More MS news articles for September 2002

Cerebral volume changes in multiple sclerosis patients treated with high-dose intravenous methylprednisolone

Multiple Sclerosis,   1 October 2002, vol. 8, no. 5,   pp. 415-419(5)
Hoogervorst E.[1]; Polman C.[1]; Barkhof F.[2]
[1] Department of Neurology, VU Medical Center, Amsterdam, The Netherlands [2] Department of Radiology, VU Medical Center, Amsterdam, The Netherlands


Multiple sclerosis (MS) patients develop varying degrees of cerebral atrophy, which may already begin at disease onset. The purpose of this study is to examine the effect of steroid treatment on cerebral volume in MS patients.
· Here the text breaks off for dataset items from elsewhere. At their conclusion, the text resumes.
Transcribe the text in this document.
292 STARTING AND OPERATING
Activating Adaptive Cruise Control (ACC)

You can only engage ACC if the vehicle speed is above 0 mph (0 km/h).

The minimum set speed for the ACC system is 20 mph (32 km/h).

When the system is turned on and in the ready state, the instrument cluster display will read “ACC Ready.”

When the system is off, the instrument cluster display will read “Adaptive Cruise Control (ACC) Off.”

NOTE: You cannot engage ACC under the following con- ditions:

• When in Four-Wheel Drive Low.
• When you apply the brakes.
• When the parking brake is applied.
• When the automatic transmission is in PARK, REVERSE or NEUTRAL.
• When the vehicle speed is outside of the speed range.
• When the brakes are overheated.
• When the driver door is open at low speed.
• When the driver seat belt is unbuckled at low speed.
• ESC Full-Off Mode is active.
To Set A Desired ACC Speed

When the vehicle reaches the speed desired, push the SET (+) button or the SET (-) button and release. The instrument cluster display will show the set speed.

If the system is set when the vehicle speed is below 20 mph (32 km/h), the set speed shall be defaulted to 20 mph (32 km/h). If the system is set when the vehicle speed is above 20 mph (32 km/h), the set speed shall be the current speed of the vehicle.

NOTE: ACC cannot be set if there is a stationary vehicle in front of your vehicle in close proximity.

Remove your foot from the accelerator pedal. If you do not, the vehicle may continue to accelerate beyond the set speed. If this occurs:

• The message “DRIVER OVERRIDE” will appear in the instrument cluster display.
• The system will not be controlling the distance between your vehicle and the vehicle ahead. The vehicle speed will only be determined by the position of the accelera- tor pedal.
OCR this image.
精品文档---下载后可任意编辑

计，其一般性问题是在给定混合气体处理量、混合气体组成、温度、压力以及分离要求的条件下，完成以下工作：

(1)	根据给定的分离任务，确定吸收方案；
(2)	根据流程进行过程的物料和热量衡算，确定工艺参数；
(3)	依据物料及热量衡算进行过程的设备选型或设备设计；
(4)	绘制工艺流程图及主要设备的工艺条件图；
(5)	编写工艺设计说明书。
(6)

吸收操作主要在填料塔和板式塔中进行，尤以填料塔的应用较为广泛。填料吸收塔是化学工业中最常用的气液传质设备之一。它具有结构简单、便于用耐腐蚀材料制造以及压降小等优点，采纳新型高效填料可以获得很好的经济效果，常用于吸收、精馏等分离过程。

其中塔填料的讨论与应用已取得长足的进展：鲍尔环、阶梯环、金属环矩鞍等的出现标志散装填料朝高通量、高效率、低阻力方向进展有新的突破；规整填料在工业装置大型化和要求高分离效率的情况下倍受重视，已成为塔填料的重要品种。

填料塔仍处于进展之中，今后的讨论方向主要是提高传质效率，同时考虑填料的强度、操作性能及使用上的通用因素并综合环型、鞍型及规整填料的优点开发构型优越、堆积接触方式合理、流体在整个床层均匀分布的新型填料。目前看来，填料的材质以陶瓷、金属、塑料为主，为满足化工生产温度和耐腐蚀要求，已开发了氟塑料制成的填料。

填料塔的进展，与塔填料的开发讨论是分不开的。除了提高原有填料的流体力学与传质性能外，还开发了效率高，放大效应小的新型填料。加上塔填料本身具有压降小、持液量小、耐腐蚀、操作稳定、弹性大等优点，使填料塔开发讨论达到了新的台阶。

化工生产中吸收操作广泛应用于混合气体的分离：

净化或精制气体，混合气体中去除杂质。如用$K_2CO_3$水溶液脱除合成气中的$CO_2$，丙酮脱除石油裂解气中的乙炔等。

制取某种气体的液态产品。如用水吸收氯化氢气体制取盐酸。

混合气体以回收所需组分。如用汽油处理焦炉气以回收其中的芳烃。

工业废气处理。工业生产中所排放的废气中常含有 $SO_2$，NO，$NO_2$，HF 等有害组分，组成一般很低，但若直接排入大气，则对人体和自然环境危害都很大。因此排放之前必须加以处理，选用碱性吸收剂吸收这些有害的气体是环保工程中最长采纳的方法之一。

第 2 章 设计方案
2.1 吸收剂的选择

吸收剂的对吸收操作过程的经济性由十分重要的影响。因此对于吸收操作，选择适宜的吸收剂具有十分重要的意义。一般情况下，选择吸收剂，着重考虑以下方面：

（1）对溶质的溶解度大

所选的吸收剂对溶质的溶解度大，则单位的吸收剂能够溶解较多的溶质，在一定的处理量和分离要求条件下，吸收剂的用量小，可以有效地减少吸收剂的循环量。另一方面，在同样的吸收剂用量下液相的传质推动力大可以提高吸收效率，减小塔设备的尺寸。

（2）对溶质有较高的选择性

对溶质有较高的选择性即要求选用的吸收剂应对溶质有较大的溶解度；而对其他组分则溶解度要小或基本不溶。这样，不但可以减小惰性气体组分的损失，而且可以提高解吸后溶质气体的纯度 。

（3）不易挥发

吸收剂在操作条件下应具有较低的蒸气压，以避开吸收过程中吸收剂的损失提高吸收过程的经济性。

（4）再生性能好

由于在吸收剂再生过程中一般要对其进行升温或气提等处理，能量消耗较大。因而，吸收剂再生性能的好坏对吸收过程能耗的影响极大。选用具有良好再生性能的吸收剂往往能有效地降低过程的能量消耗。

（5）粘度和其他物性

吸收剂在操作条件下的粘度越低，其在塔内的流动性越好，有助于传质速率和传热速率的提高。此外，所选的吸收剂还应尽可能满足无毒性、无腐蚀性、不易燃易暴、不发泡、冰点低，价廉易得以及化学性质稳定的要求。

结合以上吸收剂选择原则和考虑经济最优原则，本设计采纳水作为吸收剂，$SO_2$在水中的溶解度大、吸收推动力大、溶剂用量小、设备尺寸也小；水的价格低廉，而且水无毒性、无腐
Thirty-five MS patients participating in a clinical trial of oral interferon beta, which included monthly MRI, were included in this study. They suffered from an acute relapse and were treated with intravenous methylprednisolone (IV-MP); 13 of the patients were treated with oral prednisolone tapering after IV-MP. The last MRI scan before and the first (and second for oral tapering patients) scan after IV-MP treatment were used for measuring parenchymal fraction (PF) and ventricular fraction (VF). Changes in PF and VF were analysed using Student's t test.


For the total population no significant changes in PF or VF were found. However, the subgroup of patients receiving oral tapering after IV-MP showed changes, compatible with atrophy in both PF and VF, that were significant immediately after IV-MP treatment and still persisted (though not statistically significant anymore) after a mean interval of 30 days. The magnitude of these changes was about the same as the annual change in cerebral volume as reported in natural history studies.


Our data indicate that short courses of intravenous steroids (restricted to three or five days) have no major impact, whereas prolonged treatment with oral tapering does significantly affect brain volume. These findings are important for longitudinal studies and clinical trials in which brain volume is used as an outcome measure.